NVIDIA / gpu-operator

NVIDIA GPU Operator creates, configures, and manages GPUs in Kubernetes
https://docs.nvidia.com/datacenter/cloud-native/gpu-operator/latest/index.html
Apache License 2.0
1.87k stars 303 forks source link

Error on PCI Passthrough using new L40 Openshift 4.1x #548

Closed clrfuerst closed 1 year ago

clrfuerst commented 1 year ago

1. Quick Debug Checklist

kubevirt-hyperconfig

spec: permittedHostDevices: pciHostDevices:

oc describe node XXXX Capacity: nvidia.com/26b5: 1 Allocatable: nvidia.com/26b5: 1

1. Issue or feature description

Getting the following error when trying to use a L40 GPU with PCI Passthrough to a Virtual Machine - which then won't assign the GPU or start the VM.

From the nvidia-sandbox-device-plugin-daemonset 2023/07/10 19:41:03 Nvidia device 0000:e2:00.0 2023/07/10 19:41:03 Iommu Group 128 2023/07/10 19:41:03 Device Id 26b5 2023/07/10 19:41:03 Error accessing file path "/sys/bus/mdev/devices": lstat /sys/bus/mdev/devices: no such file or directory 2023/07/10 19:41:03 Iommu Map map[128:[{0000:e2:00.0}]] 2023/07/10 19:41:03 Device Map map[26b5:[128]] 2023/07/10 19:41:03 vGPU Map map[] 2023/07/10 19:41:03 GPU vGPU Map map[] 2023/07/10 19:41:03 Error: Could not find device name for device id: 26b5 2023/07/10 19:41:03 DP Name 26b5 2023/07/10 19:41:03 Devicename 26b5 2023/07/10 19:41:03 26b5 Device plugin server ready

virt-launcher pod trying to allocate the device server error. command SyncVMI failed: "failed to create GPU host-devices: the number of GPU/s do not match the number of devices:\nGPU: [{26b5 nvidia.com/26b5 }]\nDevice: []"

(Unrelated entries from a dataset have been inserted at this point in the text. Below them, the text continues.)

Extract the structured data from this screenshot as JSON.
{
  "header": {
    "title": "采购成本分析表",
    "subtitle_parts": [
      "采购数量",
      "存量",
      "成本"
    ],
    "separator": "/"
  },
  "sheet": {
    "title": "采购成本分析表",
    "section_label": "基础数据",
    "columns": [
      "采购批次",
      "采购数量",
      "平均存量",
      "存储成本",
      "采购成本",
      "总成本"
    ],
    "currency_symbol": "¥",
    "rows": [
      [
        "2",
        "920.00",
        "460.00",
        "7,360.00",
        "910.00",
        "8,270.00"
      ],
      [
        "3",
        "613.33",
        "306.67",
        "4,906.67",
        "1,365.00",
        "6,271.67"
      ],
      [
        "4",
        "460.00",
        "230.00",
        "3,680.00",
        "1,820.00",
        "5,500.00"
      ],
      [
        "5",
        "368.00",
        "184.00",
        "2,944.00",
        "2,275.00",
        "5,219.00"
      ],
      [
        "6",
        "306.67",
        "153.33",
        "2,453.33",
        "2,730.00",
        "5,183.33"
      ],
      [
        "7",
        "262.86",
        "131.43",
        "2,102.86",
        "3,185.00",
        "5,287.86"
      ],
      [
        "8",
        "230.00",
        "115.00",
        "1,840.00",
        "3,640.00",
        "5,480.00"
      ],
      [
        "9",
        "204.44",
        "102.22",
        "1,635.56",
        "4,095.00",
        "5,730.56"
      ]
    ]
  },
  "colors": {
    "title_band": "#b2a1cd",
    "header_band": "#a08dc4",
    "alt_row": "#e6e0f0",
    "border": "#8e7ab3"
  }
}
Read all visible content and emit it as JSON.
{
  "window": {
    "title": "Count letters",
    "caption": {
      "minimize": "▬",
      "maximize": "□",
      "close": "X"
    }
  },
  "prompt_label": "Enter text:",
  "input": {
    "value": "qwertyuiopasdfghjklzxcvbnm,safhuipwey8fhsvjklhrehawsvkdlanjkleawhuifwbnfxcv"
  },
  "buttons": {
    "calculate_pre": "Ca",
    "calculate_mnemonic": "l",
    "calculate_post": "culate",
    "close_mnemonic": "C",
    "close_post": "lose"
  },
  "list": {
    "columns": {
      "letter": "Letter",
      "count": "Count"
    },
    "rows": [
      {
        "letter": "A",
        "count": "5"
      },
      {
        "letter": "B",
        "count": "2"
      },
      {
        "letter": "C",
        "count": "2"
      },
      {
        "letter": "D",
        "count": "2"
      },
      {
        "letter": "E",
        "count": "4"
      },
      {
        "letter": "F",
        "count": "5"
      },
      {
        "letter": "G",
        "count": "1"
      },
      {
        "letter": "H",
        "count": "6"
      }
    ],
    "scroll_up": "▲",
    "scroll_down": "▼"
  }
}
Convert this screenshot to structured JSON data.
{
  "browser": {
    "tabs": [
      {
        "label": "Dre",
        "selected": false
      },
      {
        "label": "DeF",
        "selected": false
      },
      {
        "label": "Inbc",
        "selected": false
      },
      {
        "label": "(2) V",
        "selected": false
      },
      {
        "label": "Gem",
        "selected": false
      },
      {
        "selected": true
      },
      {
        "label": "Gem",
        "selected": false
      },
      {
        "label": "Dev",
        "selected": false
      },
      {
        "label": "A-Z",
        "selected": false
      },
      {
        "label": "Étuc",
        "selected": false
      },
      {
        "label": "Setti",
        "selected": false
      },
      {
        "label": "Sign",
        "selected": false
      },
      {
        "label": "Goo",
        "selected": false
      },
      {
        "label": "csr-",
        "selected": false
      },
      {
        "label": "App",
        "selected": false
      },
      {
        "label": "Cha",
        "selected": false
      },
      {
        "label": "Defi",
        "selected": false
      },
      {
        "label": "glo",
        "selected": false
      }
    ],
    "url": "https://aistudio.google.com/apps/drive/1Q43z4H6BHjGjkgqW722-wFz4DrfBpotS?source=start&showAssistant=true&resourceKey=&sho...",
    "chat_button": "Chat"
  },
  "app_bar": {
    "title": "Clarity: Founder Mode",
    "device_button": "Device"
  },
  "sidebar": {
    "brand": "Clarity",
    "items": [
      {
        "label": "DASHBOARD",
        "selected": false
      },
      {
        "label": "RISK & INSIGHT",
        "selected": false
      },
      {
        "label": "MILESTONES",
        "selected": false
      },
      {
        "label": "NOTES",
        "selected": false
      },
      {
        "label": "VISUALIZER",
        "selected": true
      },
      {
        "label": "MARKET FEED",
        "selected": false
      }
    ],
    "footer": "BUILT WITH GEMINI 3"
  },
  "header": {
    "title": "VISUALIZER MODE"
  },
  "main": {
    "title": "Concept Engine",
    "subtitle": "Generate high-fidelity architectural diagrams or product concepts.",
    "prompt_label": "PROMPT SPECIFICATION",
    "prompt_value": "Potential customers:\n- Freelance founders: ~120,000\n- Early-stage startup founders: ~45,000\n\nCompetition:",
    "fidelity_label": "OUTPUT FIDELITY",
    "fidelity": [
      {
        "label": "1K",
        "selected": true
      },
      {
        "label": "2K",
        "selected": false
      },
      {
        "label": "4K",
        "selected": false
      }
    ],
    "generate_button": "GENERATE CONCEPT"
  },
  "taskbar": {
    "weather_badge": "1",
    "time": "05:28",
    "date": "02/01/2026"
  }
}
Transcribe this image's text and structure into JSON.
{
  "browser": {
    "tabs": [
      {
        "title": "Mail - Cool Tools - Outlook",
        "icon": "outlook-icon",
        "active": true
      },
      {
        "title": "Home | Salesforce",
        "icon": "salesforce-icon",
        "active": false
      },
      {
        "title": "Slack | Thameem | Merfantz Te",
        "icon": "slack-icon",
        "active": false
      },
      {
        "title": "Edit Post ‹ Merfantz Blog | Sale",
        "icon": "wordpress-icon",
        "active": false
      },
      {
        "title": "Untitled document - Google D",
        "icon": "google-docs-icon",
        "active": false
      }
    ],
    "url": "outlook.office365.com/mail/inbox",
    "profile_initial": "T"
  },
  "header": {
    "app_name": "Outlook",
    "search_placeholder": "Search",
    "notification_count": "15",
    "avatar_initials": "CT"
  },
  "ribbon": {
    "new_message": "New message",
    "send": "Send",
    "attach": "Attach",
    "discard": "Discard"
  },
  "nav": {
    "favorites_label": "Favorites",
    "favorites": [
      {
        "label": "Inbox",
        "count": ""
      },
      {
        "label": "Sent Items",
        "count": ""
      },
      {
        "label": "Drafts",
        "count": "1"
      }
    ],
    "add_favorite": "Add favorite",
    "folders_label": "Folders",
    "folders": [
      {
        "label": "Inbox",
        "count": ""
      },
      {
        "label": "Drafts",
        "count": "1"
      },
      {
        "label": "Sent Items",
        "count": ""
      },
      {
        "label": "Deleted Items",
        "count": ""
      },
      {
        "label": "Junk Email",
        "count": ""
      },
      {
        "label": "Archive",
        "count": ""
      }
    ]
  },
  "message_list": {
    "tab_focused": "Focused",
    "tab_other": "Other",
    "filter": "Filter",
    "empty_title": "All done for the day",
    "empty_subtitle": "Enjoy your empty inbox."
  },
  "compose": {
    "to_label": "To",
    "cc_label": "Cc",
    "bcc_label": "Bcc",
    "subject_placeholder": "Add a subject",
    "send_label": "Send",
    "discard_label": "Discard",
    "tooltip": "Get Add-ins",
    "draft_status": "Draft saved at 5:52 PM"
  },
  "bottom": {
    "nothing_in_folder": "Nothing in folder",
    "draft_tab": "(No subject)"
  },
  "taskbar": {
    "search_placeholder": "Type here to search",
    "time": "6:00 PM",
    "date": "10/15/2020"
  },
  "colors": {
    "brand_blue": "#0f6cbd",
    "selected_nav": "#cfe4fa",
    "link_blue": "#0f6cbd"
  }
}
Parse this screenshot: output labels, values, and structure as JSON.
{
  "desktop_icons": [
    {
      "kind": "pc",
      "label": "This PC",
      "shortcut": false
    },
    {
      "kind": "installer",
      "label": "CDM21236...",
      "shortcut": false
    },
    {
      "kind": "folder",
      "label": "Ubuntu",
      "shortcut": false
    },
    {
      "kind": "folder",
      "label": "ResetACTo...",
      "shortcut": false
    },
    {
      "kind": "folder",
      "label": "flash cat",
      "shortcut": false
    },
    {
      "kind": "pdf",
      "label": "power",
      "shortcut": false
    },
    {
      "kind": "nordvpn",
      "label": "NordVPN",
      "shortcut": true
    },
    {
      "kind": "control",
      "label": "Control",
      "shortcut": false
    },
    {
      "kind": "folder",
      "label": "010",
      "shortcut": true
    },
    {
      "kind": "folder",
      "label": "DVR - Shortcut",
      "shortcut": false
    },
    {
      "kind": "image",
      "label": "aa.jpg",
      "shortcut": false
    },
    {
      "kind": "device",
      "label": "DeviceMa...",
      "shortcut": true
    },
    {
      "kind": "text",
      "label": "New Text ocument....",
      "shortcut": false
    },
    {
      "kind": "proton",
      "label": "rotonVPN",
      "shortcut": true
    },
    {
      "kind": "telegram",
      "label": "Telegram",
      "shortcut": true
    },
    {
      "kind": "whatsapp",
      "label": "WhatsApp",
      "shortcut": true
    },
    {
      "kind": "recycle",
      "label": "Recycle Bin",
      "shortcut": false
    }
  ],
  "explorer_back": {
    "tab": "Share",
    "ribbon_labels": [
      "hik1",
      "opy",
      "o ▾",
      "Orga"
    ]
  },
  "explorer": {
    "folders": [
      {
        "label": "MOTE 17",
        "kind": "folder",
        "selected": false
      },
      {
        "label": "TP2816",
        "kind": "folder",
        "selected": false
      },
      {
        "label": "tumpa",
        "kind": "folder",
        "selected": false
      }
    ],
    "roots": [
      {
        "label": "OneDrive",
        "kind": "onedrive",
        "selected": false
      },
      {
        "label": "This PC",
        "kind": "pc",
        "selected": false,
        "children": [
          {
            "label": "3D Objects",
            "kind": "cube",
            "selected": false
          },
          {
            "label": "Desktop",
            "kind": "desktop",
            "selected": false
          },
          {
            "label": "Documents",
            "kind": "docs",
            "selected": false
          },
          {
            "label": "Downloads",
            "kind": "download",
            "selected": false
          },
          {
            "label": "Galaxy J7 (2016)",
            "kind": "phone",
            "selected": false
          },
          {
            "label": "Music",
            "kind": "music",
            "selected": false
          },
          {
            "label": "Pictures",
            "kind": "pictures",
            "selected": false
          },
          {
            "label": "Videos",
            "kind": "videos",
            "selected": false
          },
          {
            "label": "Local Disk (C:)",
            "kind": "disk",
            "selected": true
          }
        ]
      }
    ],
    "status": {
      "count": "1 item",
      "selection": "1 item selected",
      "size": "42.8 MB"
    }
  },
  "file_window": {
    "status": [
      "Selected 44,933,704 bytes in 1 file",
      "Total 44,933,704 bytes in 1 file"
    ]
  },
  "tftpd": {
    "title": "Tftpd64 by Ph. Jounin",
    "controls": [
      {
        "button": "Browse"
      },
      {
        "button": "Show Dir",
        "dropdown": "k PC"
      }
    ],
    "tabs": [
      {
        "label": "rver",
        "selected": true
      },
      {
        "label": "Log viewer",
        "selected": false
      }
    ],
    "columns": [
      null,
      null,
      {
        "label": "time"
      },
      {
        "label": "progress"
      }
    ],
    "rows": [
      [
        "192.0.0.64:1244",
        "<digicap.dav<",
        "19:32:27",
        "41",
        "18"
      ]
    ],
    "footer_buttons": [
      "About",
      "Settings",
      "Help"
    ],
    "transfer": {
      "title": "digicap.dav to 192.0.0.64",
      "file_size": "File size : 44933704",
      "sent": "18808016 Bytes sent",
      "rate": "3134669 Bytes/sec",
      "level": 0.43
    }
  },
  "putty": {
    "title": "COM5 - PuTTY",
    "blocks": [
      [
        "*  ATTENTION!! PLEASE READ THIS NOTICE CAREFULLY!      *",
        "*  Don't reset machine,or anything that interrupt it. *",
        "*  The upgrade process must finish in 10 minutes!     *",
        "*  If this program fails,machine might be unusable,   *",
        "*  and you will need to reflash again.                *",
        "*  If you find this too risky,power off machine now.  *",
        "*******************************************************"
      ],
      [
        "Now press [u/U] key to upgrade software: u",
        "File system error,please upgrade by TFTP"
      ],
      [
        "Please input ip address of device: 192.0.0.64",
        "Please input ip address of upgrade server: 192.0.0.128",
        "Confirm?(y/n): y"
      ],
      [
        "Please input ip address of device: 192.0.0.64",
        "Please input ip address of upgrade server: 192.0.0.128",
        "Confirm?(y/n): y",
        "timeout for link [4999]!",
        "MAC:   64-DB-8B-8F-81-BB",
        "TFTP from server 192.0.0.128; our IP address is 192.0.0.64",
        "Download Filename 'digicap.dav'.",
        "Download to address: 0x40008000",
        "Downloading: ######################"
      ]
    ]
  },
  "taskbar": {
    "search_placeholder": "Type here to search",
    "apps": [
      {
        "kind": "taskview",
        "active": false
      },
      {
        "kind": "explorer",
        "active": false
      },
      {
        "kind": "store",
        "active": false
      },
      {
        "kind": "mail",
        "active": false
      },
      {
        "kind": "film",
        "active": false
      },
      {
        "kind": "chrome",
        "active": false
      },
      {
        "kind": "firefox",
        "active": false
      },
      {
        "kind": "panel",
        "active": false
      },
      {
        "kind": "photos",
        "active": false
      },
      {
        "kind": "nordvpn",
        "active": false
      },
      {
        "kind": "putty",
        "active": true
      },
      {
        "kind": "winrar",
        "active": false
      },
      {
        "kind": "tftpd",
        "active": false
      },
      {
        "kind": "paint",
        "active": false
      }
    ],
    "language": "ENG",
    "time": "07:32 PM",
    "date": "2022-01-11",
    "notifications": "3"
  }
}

{"component":"virt-launcher","level":"warning","msg":"PCI_RESOURCE_NVIDIA_COM_26B5 not set for resource nvidia.com/26b5","pos":"addresspool.go:50","timestamp":"2023-07-11T16:11:34.667518Z"}

2. Steps to reproduce the issue

Trying to launch a VM using an L40 GPU vs an A40 GPU using pci-passthrough

cdesiniotis commented 1 year ago

@clrfuerst can you try using the latest kubevirt-gpu-device-plugin image, v1.2.2? Set sandboxDevicePlugin.version=v1.2.2 in ClusterPolicy. Note, the pci id database was updated in v1.2.2 so the L40 GPU should be named with its device name (rather than device id) -- you will have to update your hyperconverged configuration accordingly.

clrfuerst commented 1 year ago

Thank you for the pointer, this seems to have done the trick.